After enjoying a celebratory pint with CAFOD Director Chris Bain and my parish priest Eddie Clare, I was welcomed to CAFOD’s offices at Romero House with a tea and cake reception.
My feeling were mixed: elation because it was over; satisfaction because I achieved what I set out to do; and expectation that the campaign would actually achieve something significant.
I was unable to join the sunrise solidarity walk, but it was in my thoughts as I got up and made my way across London to Westminster Cathedral on 15 May to form part of the impressive ‘river of change’ made up of ribbons of paper water droplets. Typically, it was raining again. The theme of the campaign was water in more ways than one.
I was amazed to discover the number and variety of Thirst for change campaign events that had been held throughout England and Wales. I was particularly impressed by the abseiling down a water tower – something I could never have done, but disappointed to hear of Becky’s injury that prevented her from finishing the Thames walk. I can easily imagine how frustrating that must have been.
And then Downing Street. I was particularly pleased that teenagers Kieran and Anna had been included in the group and was amazed that Andrew Mitchell came out just at the right time – a great culmination to a great campaign.
The real proof of the pudding will be in what comes out of the G8, something not in our control. We just wait, hope and pray.
I’d like to express a really big thank you here to all the many people who helped make the whole pilgrimage possible. They are too numerous to mention.

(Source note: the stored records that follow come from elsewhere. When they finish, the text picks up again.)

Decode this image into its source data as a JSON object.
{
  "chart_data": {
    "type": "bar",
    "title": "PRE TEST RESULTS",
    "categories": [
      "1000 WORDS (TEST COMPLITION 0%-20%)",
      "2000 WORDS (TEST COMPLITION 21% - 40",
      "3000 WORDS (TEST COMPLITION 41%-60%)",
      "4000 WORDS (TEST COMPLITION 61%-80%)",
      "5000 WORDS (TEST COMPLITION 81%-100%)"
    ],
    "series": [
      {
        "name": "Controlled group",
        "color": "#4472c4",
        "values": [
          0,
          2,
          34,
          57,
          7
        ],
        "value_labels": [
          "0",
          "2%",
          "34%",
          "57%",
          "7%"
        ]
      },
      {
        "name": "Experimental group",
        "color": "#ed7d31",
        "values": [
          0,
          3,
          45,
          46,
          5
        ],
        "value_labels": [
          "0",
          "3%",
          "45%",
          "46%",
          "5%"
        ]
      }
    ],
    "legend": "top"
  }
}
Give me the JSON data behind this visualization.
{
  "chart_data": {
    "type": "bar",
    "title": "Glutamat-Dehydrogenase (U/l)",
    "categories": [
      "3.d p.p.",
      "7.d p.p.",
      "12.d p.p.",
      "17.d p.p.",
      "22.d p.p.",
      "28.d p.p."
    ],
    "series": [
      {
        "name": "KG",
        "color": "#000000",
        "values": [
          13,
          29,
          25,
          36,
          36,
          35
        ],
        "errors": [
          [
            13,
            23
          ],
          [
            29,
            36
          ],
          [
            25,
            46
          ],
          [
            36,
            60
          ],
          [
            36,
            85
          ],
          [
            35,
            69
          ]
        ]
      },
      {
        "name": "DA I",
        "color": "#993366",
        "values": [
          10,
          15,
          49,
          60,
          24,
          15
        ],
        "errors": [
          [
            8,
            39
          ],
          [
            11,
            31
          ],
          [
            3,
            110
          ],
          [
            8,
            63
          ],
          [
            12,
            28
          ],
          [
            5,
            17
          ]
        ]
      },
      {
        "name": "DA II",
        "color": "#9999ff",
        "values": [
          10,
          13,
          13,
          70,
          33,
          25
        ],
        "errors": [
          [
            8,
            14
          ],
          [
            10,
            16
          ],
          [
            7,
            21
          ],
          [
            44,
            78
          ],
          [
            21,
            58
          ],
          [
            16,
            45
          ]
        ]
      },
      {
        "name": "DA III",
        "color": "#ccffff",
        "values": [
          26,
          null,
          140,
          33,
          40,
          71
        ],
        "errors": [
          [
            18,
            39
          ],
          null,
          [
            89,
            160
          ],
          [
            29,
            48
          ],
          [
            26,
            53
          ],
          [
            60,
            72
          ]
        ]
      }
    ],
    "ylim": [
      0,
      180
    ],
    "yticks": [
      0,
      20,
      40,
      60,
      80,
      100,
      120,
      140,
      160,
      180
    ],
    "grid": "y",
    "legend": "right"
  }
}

The help and support I received was fantastic and so many people were generous with their time, hospitality and practical support that I was truly humbled and moved as well as extremely grateful.
Here are just a few examples: bring treated as part of the family rather than an overnight guest; unexpected messages of support and good wishes; surprise accompaniment by friends along the way (some bearing “foodie” treats); parishioners putting in enormous efforts to secure as many cards signed as possible and – on a practical note – being given a pack of blister plasters and, on some days, allowed a lie in!
My final thank you however must go to my family for putting up with the hours spent in the study weeks on end planning it, for taking on the extra tasks at home during my absence, for housing me in London and generally giving me the space and support to do it. Thank you.
It was without doubt a pilgrimage during which I experienced the generosity and love of many of the Catholic community for CAFOD and the work it does. I like to think that this love was essentially going out to Esther and the other people from Zambia and Zimbabwe about whom I spoke. In fact, having told her story so many times, I feel as if I now know Esther.
It is difficult to sum up the whole thing in a word but if I had to it would be solidarity. Everybody involved in whatever way were in solidarity with each other in order to be in solidarity with Esther and the millions like her throughout the developing world.
And the biggest highlight of the lot? The fantastic grand total of 60,421 covering all the actions from around England and Wales.
So it is all over – or is it? That depends on David Cameron and what he achieves at this week’s G8. I am watching you Dave and I now know where you live!